RICHARD HOWELL GLEAVES
(1819 – 1907)
“He helped form the South Carolina Union League and was instrumental in the organization of the Republican Party in South Carolina, serving as president of the party’s state convention in 1867 and as a state executive committeeman in 1874.” – South Carolina Encyclopedia
Richard Howell Gleaves was a prominent attorney, entrepreneur, and holder of several elected offices during the Reconstruction Era. He served as Lieutenant Governor of South Carolina and the National Grand Master of the Prince Hall National Grand Lodge of North America, a fraternal order which served as a vital organization for black male professionals and intellectuals.

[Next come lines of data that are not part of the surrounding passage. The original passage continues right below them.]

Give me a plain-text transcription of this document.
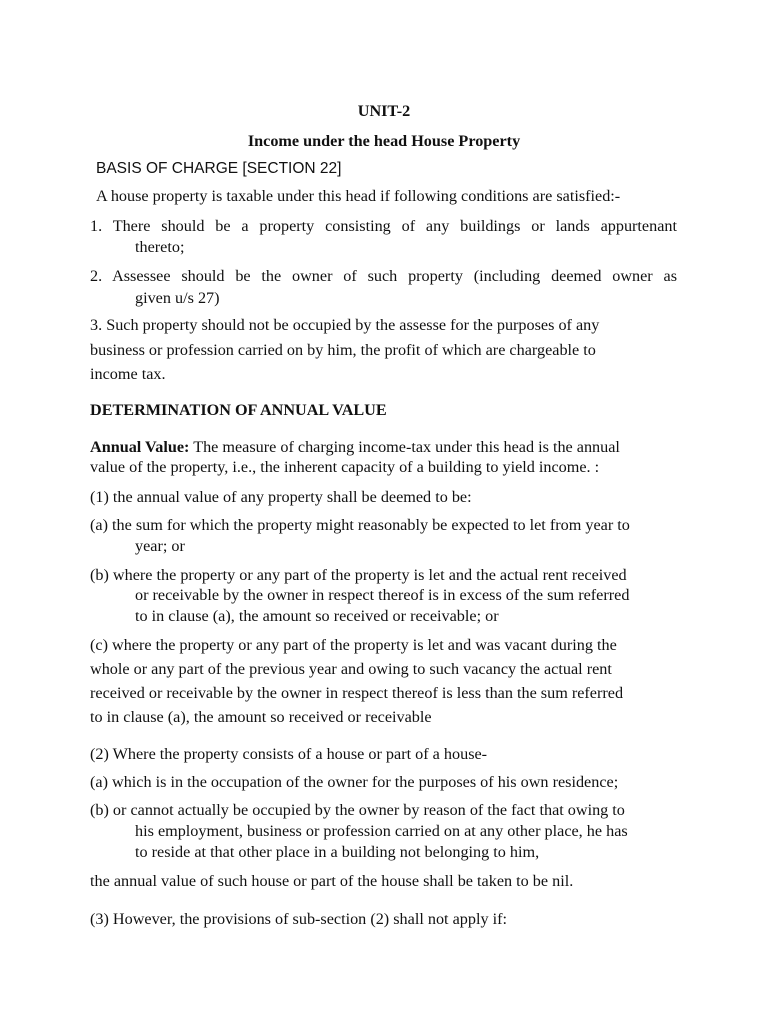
UNIT-2
Income under the head House Property
BASIS OF CHARGE [SECTION 22]
A house property is taxable under this head if following conditions are satisfied:-
1. There should be a property consisting of any buildings or lands appurtenant
thereto;
2. Assessee should be the owner of such property (including deemed owner as
given u/s 27)
3. Such property should not be occupied by the assesse for the purposes of any
business or profession carried on by him, the profit of which are chargeable to
income tax.
DETERMINATION OF ANNUAL VALUE
Annual Value: The measure of charging income-tax under this head is the annual
value of the property, i.e., the inherent capacity of a building to yield income. :
(1) the annual value of any property shall be deemed to be:
(a) the sum for which the property might reasonably be expected to let from year to
year; or
(b) where the property or any part of the property is let and the actual rent received
or receivable by the owner in respect thereof is in excess of the sum referred
to in clause (a), the amount so received or receivable; or
(c) where the property or any part of the property is let and was vacant during the
whole or any part of the previous year and owing to such vacancy the actual rent
received or receivable by the owner in respect thereof is less than the sum referred
to in clause (a), the amount so received or receivable
(2) Where the property consists of a house or part of a house-
(a) which is in the occupation of the owner for the purposes of his own residence;
(b) or cannot actually be occupied by the owner by reason of the fact that owing to
his employment, business or profession carried on at any other place, he has
to reside at that other place in a building not belonging to him,
the annual value of such house or part of the house shall be taken to be nil.
(3) However, the provisions of sub-section (2) shall not apply if:
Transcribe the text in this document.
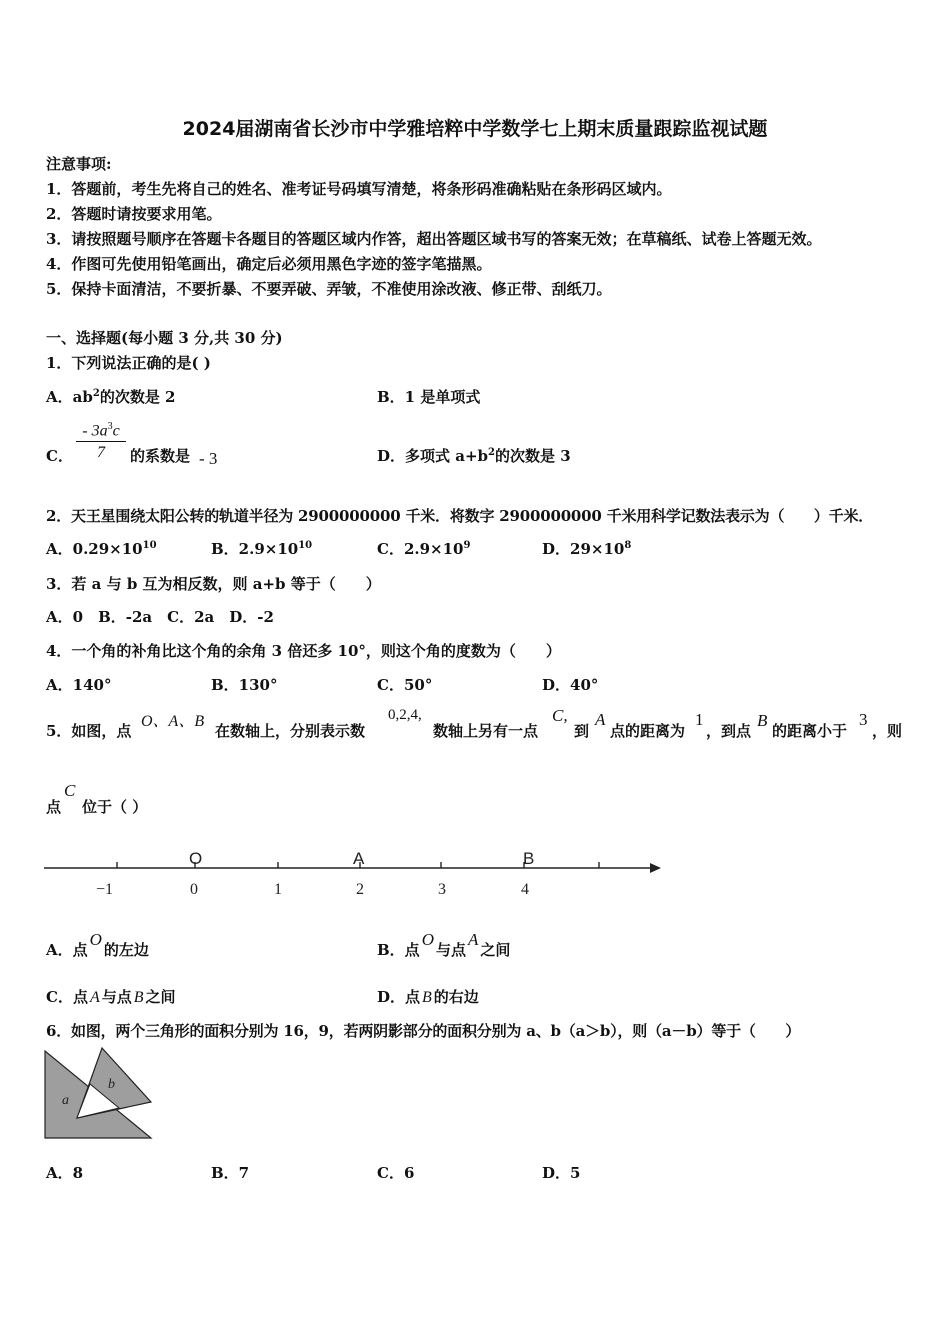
2024届湖南省长沙市中学雅培粹中学数学七上期末质量跟踪监视试题
注意事项:
1．答题前，考生先将自己的姓名、准考证号码填写清楚，将条形码准确粘贴在条形码区域内。
2．答题时请按要求用笔。
3．请按照题号顺序在答题卡各题目的答题区域内作答，超出答题区域书写的答案无效；在草稿纸、试卷上答题无效。
4．作图可先使用铅笔画出，确定后必须用黑色字迹的签字笔描黑。
5．保持卡面清洁，不要折暴、不要弄破、弄皱，不准使用涂改液、修正带、刮纸刀。
一、选择题(每小题 3 分,共 30 分)
1．下列说法正确的是( )
A．$ab^2$的次数是 2	B．1 是单项式
C． $\frac{- 3a^3c}{7}$ 的系数是 - 3	D．多项式 $a+b^2$的次数是 3
2．天王星围绕太阳公转的轨道半径为 2900000000 千米．将数字 2900000000 千米用科学记数法表示为（　　）千米．
A．$0.29\times 10^{10}$	B．$2.9\times 10^{10}$	C．$2.9\times 10^9$	D．$29\times 10^8$
3．若 a 与 b 互为相反数，则 a+b 等于（　　）
A．0　B．-2a　C．2a　D．-2
4．一个角的补角比这个角的余角 3 倍还多 10°，则这个角的度数为（　　）
A．140°	B．130°	C．50°	D．40°
5．如图，点
O、A、B
在数轴上，分别表示数
0,2,4,
数轴上另有一点
C,
到
A
点的距离为
1
，到点
B
的距离小于
3
，则
点
C
位于（ ）
O	A	B
−1	0	1	2	3	4
A．点O的左边	B．点O与点A之间
C．点 A 与点 B 之间	D．点 B 的右边
6．如图，两个三角形的面积分别为 16，9，若两阴影部分的面积分别为 a、b（a＞b），则（a－b）等于（　　）
a
b
A．8	B．7	C．6	D．5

Gleaves was born on July 4, 1819, in Philadelphia to a Haitian father and an English mother. After an early career as a trader along the Mississippi River, he moved to Beaufort, South Carolina in 1866, where he practiced law. From 1870 to 1872, Gleaves served as a trial justice, probate judge, and commissioner of elections in Beaufort County. He also went into business as a merchant with business partner Robert Smalls, the Civil War naval hero who famously commandeered three ships in the Confederate Navy.
Gleaves was a prominent Prince Hall Freemason who eventually constructed a black fraternal hall in Beaufort that is now called the Sons of Beaufort Lodge. He also established the first Prince Hall Lodge in Ohio in 1848.